A very good and reasonably approachable discussion of the pros and cons of how CUDA programming actually is realized in hardware. The explanation of how the GPU's handle context switching is particularly thoughtful and enlightening. It took me a long time to figure this out a couple months ago, a guide like this would have saved me a few nights.
I was surprised that the author didn't once use the term CUDA though, they even discuss actual syntax from it, but don't mention the language (extension) once.
Probably because the hardware is language agnostic. You would consider how the hardware works no matter if you were using GLSL (GL's shader language), HLSL (D3D's shader language), OpenCL (Compute sister language to GL/GLSL), DirectCompute (Compute sister language to D3D/HLSL), or CUDA.

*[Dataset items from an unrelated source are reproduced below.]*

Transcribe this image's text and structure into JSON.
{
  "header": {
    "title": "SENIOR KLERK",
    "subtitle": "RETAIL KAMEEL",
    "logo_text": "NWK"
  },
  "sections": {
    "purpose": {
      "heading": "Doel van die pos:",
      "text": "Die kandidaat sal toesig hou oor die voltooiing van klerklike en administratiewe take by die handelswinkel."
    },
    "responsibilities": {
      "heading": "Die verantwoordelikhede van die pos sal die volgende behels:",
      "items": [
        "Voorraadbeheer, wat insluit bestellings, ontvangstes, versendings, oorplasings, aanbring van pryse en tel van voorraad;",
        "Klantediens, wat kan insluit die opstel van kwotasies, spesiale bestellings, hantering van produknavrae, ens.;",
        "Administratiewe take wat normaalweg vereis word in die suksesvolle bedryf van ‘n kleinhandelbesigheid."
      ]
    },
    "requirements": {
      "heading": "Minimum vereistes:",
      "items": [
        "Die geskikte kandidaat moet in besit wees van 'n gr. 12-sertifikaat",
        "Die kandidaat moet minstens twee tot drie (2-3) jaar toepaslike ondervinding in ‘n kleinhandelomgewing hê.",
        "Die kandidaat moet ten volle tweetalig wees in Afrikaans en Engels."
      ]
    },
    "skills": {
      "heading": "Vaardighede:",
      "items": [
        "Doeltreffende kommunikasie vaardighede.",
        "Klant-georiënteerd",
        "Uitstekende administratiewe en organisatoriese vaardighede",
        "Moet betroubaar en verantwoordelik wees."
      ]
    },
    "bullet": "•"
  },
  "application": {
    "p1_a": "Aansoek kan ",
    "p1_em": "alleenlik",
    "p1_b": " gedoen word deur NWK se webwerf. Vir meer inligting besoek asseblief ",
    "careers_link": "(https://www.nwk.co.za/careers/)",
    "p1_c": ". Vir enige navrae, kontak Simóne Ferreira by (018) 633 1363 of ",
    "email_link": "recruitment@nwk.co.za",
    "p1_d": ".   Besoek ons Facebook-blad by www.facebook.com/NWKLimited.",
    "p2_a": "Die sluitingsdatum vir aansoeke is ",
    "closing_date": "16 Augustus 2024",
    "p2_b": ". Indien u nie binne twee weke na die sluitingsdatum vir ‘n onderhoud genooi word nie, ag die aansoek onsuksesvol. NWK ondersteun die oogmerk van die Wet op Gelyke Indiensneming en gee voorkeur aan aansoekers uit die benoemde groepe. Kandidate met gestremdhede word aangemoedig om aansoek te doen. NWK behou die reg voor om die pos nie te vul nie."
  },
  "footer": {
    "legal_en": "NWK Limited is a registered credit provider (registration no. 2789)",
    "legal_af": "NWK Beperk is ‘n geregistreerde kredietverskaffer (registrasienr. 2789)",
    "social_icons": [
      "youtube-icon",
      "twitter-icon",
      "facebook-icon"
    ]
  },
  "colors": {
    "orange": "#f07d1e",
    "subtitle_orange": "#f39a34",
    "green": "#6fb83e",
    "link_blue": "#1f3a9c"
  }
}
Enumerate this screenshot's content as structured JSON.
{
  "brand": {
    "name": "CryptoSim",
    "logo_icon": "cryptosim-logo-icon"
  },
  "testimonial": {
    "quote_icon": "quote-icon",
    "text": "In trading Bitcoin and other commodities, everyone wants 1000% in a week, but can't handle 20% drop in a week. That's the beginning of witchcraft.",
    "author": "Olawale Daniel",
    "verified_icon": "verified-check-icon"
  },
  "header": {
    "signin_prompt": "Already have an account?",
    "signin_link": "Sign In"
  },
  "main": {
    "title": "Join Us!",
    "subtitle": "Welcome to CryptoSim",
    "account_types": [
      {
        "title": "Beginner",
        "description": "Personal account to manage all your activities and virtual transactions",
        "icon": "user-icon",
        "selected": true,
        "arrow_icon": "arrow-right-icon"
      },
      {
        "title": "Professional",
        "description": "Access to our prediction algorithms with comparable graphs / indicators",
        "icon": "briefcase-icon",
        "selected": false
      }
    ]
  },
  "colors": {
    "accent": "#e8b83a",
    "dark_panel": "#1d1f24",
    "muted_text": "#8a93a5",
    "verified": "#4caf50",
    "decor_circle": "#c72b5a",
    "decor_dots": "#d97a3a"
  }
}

Very nice article. In my limited experience with OpenCL programming, the most difficult thing is understanding how memory access patterns affect performance. It's not made easier by the fact that it may be different on different platforms.
I wonder if what's needed is a higher-level representation that can compile to the best access patterns for the given hardware. (And something that can try several access patterns for your problem and choose the most efficient one.) GPU programming is still quite new, so I guess it's bound to show up eventually.
If it can't handle all possible situations, such a tool would be still be useful, even if you end up having to go down to the CUDA/OpenCL level for certain problems that are too difficult to express declaratively.
I was surprised that the author didn't once use the term CUDA though, they even discuss actual syntax from it, but don't mention the language (extension) once.